The World Economic Forum in Davos, Switzerland, is supposed to be a place where world leaders solve the world’s economic and social problems. But, for the president of one Soros-funded group, it’s also a place to make a sales pitch for her plan to change the global economy. And the name for that plan is identical to one that Soros pitched back in 2009.
Anne-Marie Slaughter, president of the New America Foundation, told attendees in Davos that the answers for many of the economic questions that the world was facing could be found in Bretton Woods II, an initiative being pushed by her group.
There was actually an early conference also named Bretton Woods II, and the New America Foundation sent a representative to it. Soros gave $50 million to the group that hosted that conference in 2011. The New America Foundation has received $4,556,875 from Soros since 2001. This is the same Soros who called capitalism the “main enemy of the open society.”
“There’s an initiative called the Bretton Woods II initiative,” Slaughter said, “that brings governments, large pension funds, large sovereign wealth funds, civil society, to pledge to commit one percent of their resources to invest long term in development financing, in social impact investing and in civil society support. That’s a kind of leadership. It’s collaborative – it’s not the person out there in front – it’s collaborative, it’s bringing people together, and it’s mobilizing multiple sectors for the public good.” According to the New America Foundation, the Bretton Woods II initiative is not connected to the original Bretton Woods II conference, despite the similarities in both name and purpose.
In 2011, the Institute for New Economic Thinking (INET), a group that Soros spent $50 million on, hosted the second Bretton Woods conference. The executive director of that group was a former managing director at Soros Fund Management. More than two-thirds of the speakers at that conference had direct ties to Soros. This is the same George Soros who said that "the main enemy of the open society, I believe, is no longer the communist but the capitalist threat."
The event brought together "more than 200 academic, business and government policy thought leaders' to repeat the famed 1944 Bretton Woods gathering that helped create the World Bank and International Monetary Fund. Soros wanted a new 'multilateral system," or an economic system where America wasn’t so dominant.

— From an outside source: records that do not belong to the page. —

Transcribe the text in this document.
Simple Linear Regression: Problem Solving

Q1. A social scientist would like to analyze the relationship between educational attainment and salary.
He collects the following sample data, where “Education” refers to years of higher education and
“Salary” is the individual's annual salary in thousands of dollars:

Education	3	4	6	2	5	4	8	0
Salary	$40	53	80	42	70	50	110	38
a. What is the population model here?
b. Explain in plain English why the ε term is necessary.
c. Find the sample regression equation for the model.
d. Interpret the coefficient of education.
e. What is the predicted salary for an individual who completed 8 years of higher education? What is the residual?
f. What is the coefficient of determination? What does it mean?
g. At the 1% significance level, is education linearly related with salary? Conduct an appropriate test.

The Soros ties at the conference weren’t a coincidence. On Nov. 4, 2009, Soros wrote an op-ed calling for "a grand bargain that rearranges the entire financial order." He added that his goal was to bring about "a new Bretton Woods conference, like the one that established the post-WWII international financial architecture." Only a week before that op-ed ran, Soros helped to found INET – the very group that hosted the second Bretton Woods conference less than two years later.
Soros described in the 2009 op-ed that U.S.-China conflict as "another stark choice between two fundamentally different forms of organization: international capitalism and state capitalism." He concluded that "a new multilateral system based on sounder principles must be invented." As he explained it in 2010, "we need a global sheriff."
New America senior fellow Barry Lynn attended the first Bretton Woods II on behalf of the foundation. At the time, Steve Coll was president of the New America Foundation. Coll is now the dean of the Columbia Graduate School of Journalism at Columbia University.